U.S. employment growth slowed more than expected in August after two straight months of robust gains and wage gains moderated, which could effectively rule out an interest rate increase from the Federal Reserve this month.
Nonfarm payrolls rose by 151,000 jobs last month after an upwardly revised 275,000 increase in July, with hiring in manufacturing and construction sectors declining, the Labor Department said on Friday. The unemployment rate was unchanged at 4.9 percent as more people entered the labor market.
The report comes on the heels of news on Thursday that the manufacturing sector contracted in August, which had already cast doubts on an interest rate hike at the Fed's Sept. 20-21 policy meeting.
"This mixed jobs report puts the Fed in a tricky situation.
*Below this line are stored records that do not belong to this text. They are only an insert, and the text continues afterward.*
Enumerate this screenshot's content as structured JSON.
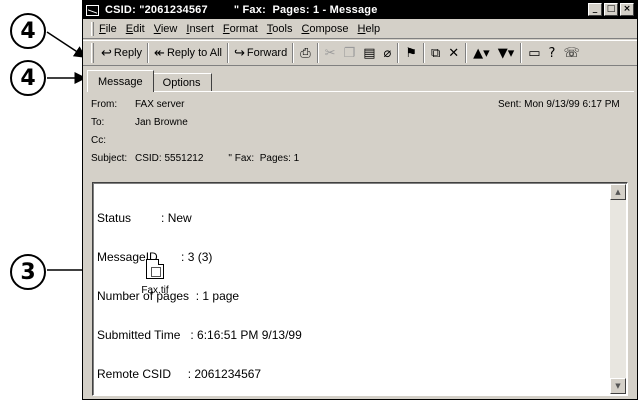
{
  "callouts": {
    "menu_callout": "4",
    "toolbar_callout": "4",
    "attachment_callout": "3"
  },
  "window": {
    "title": "CSID: \"2061234567        \" Fax:  Pages: 1 - Message",
    "controls": [
      "_",
      "□",
      "×"
    ]
  },
  "menu": [
    "File",
    "Edit",
    "View",
    "Insert",
    "Format",
    "Tools",
    "Compose",
    "Help"
  ],
  "toolbar": {
    "reply": "Reply",
    "reply_all": "Reply to All",
    "forward": "Forward"
  },
  "tabs": [
    "Message",
    "Options"
  ],
  "headers": {
    "from_label": "From:",
    "from_value": "FAX server",
    "sent_label": "Sent:",
    "sent_value": "Mon 9/13/99 6:17 PM",
    "to_label": "To:",
    "to_value": "Jan Browne",
    "cc_label": "Cc:",
    "cc_value": "",
    "subject_label": "Subject:",
    "subject_value": "CSID: 5551212         \" Fax:  Pages: 1"
  },
  "body": {
    "lines": [
      "Status         : New",
      "MessageID       : 3 (3)",
      "Number of pages  : 1 page",
      "Submitted Time   : 6:16:51 PM 9/13/99",
      "Remote CSID     : 2061234567"
    ]
  },
  "attachment": {
    "label": "Fax.tif",
    "icon": "tif-file-icon"
  }
}
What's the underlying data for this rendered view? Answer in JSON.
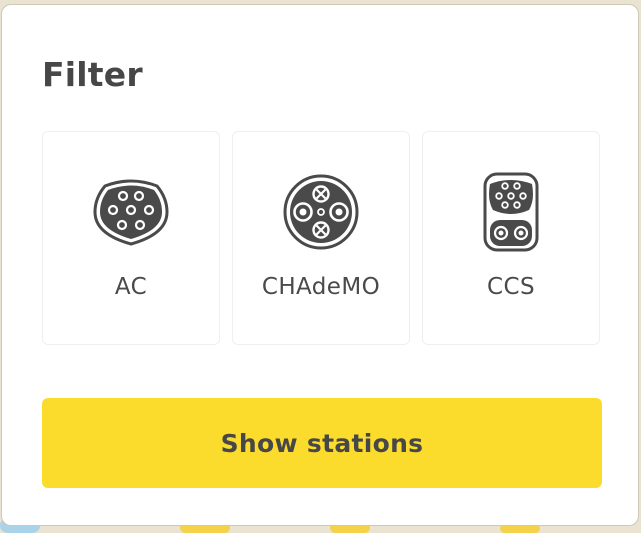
{
  "filter": {
    "title": "Filter",
    "connectors": [
      {
        "label": "AC",
        "icon": "type2-ac-plug-icon"
      },
      {
        "label": "CHAdeMO",
        "icon": "chademo-plug-icon"
      },
      {
        "label": "CCS",
        "icon": "ccs-plug-icon"
      }
    ],
    "show_button_label": "Show stations"
  },
  "colors": {
    "button_yellow": "#fbdc2c",
    "text_dark": "#474747",
    "icon_dark": "#4a4a4a"
  }
}
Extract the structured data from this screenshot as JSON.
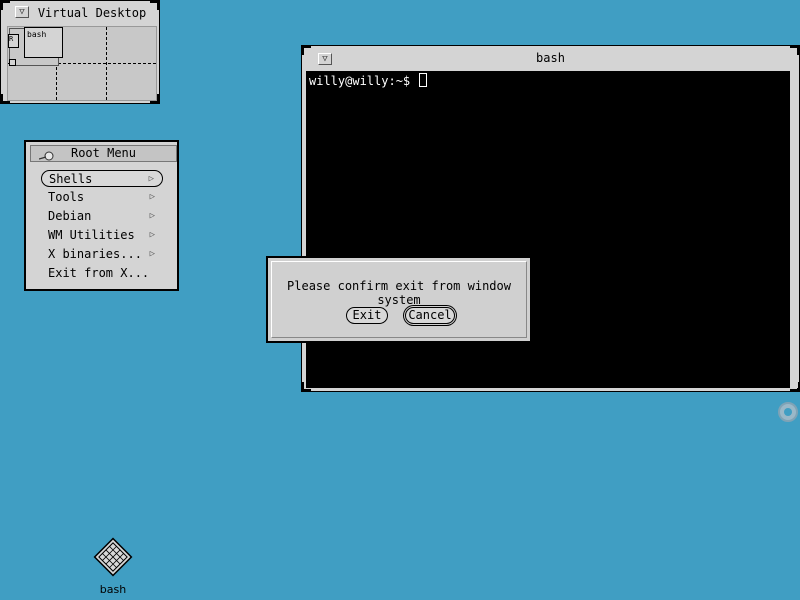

It's not all around strong enough to assure a September interest rate hike. But it's solid enough to engender a heated policy discussion," said Mohamed el-Erian, chief economic adviser at Allianz, in Newport Beach, California.
Economists polled by Reuters had forecast payrolls rising 180,000 last month and the unemployment rate slipping one-tenth of a percentage point to 4.8 percent.
A rate hike this month may be on pause because of the miss, but at this point I would think that a rate hike before the election would probably make people crabby anyway, so it's probably a good thing short term. Still, 77 straight months of job growth, a mark that will probably never be equaled in my lifetime. I'm hoping very much that it will continue into a Hillary Clinton presidency.